Hannah Meakin, a partner at Norton Rose Fulbright, one of the world’s largest law firms, has shared her views with DeFi Planet on the FCA’s new crypto framework.  

“This is a significant step in bringing crypto into a more established regulatory framework in the UK. By applying familiar financial services standards – including around consumer protection, governance and market integrity – the FCA is aiming to address a number of key risks that may have held back wider adoption.”

“At the same time, the regulator has clearly sought to reflect how crypto markets operate in practice, with more tailored requirements in areas such as trading and stablecoins. For firms, the focus will now be on preparing for authorisation and ensuring they have the necessary systems, controls and organisational arrangements in place well ahead of implementation.” 

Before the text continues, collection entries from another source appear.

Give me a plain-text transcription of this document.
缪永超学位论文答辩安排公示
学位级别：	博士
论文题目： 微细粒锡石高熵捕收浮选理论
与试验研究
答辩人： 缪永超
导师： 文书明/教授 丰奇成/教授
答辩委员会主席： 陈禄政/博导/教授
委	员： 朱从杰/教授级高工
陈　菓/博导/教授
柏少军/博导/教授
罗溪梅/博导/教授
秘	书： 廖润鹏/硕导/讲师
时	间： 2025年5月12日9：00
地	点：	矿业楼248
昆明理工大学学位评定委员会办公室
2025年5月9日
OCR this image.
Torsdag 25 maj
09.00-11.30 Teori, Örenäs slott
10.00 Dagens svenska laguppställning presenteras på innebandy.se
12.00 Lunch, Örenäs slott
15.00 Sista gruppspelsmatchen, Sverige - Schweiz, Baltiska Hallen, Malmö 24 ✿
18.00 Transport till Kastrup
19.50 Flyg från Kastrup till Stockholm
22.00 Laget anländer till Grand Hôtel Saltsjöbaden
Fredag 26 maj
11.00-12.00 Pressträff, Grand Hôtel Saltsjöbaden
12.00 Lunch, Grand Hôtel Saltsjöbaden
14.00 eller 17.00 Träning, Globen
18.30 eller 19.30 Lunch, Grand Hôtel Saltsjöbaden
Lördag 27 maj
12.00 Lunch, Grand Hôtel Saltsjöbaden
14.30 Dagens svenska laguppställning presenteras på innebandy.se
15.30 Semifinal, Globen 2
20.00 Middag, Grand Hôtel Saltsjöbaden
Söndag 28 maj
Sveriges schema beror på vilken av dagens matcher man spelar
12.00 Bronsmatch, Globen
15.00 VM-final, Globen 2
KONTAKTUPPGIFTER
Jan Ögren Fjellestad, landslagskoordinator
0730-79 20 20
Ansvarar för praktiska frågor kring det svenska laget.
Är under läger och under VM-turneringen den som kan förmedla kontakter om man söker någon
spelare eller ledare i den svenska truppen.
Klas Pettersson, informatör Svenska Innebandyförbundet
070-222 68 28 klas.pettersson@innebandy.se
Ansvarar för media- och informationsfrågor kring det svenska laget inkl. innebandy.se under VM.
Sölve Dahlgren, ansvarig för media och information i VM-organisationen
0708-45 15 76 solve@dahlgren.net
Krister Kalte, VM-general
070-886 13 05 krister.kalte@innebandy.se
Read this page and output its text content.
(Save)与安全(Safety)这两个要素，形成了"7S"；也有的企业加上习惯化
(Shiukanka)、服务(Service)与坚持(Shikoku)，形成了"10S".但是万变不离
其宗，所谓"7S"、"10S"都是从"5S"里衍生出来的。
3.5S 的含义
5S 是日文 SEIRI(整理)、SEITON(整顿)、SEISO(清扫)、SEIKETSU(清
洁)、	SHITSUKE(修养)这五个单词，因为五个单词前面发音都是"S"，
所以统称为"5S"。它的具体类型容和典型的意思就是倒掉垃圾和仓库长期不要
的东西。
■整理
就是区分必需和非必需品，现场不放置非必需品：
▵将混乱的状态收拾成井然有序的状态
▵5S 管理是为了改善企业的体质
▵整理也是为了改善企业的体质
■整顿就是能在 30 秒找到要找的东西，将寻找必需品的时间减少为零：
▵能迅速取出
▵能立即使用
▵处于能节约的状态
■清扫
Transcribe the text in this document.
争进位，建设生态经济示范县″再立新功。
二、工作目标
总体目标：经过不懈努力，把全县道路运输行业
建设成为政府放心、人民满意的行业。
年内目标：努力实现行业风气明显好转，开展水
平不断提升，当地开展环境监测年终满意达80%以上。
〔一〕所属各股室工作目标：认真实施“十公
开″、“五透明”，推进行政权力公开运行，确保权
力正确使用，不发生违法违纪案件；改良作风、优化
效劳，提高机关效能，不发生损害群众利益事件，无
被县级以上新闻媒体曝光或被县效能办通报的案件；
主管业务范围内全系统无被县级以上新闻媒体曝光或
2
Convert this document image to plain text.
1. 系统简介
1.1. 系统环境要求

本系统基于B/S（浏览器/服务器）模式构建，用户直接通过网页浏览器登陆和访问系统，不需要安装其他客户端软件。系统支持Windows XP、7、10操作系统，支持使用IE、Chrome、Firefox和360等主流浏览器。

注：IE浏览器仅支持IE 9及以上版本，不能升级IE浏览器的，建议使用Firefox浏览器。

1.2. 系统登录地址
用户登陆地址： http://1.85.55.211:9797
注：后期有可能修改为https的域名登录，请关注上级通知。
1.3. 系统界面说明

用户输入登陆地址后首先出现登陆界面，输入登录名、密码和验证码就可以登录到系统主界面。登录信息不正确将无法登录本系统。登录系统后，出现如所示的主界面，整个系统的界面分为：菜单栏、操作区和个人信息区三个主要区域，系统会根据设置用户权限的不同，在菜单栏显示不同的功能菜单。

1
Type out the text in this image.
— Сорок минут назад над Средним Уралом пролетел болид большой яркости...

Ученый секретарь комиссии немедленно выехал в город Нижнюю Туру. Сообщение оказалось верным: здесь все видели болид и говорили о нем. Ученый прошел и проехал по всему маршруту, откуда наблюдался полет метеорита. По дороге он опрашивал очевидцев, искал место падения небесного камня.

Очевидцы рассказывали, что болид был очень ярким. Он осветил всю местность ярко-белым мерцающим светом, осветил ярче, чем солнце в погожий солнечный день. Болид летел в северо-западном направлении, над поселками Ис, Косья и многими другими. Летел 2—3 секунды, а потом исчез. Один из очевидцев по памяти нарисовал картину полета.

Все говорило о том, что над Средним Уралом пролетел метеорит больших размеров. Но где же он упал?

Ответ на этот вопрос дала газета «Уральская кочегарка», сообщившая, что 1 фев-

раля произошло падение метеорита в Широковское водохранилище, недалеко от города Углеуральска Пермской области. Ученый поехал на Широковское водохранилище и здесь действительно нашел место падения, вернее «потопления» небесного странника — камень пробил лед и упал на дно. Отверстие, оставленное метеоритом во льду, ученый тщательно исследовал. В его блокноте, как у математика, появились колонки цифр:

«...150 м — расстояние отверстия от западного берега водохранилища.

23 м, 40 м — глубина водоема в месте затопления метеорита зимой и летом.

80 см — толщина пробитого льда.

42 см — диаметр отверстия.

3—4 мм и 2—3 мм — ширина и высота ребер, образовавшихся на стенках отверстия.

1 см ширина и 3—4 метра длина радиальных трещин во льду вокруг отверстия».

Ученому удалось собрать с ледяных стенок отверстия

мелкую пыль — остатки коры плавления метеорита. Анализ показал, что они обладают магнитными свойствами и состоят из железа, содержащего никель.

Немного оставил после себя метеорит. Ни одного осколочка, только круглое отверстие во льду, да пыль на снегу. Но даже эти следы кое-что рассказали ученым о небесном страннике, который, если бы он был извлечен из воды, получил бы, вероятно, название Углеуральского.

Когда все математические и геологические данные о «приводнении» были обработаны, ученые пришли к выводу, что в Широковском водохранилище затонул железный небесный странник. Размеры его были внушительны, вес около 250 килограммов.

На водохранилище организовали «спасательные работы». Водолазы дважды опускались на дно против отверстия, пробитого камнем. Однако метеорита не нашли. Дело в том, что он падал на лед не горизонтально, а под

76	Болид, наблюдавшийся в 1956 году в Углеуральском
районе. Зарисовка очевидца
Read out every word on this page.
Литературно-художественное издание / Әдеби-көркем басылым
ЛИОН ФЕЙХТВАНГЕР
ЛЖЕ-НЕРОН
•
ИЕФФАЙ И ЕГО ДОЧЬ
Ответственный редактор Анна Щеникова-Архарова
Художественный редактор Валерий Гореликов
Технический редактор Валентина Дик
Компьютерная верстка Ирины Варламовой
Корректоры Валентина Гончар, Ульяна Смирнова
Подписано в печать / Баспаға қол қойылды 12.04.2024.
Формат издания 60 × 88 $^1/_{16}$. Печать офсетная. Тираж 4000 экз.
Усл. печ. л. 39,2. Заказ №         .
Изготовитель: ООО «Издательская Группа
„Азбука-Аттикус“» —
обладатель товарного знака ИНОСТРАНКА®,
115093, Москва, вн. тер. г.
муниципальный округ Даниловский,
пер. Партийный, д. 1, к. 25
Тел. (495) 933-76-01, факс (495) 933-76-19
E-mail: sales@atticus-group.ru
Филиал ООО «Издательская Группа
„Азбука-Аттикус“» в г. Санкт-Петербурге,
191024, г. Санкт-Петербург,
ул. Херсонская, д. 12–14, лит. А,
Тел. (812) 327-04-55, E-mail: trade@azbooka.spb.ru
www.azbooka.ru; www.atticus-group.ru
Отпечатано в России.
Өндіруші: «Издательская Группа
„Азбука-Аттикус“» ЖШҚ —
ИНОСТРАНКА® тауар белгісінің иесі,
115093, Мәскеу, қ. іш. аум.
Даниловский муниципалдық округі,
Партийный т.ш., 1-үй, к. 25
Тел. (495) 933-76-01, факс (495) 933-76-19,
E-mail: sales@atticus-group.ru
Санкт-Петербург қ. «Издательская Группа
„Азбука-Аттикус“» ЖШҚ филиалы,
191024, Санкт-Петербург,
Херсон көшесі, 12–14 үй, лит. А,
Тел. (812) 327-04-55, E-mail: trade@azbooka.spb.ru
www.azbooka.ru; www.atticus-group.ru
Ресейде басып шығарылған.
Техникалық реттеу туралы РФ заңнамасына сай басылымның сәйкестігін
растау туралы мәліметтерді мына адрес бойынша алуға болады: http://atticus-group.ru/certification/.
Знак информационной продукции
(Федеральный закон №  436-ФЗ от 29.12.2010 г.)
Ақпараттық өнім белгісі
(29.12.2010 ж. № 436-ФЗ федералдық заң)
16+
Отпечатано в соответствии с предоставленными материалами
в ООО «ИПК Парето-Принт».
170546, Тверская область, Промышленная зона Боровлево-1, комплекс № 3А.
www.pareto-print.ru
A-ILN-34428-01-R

New stablecoin and market abuse rules introduced

The FCA also finalized rules for stablecoin issuers, requiring them to maintain reserve backing, safeguard customer assets, honour redemption requests and provide clearer disclosures to users.

Following industry feedback, the regulator eased some proposals by removing redemption-forecasting requirements, allowing limited intragroup custody arrangements with safeguards, and permitting reserve pools to hold excess assets of up to 5%.

The framework also introduces market abuse rules targeting insider trading and market manipulation. Large trading platforms will continue to use an industry-led monitoring approach, while the FCA has narrowed certain on-chain surveillance obligations and refined reporting requirements for inside information.

In addition, the prudential framework was adjusted by reducing the capital coefficient for stablecoin issuance to 1% from the previously proposed 2%.

When does the new regime take effect?

The FCA will open its authorization window from September 30, 2026, to February 28, 2027, giving firms time to secure approval before the rules become mandatory on October 25, 2027. Pre-application support meetings will also begin in July to help businesses prepare.

Until then, the FCA’s oversight of crypto firms will remain focused mainly on anti-money laundering compliance and financial promotions.

David Geale, the FCA’s Executive Director of Payments and Digital Finance, said the new framework provides greater regulatory certainty for the crypto industry while supporting responsible innovation. He added that consumers would benefit from stronger protections similar to those in traditional financial services, although crypto investments will continue to carry significant risks.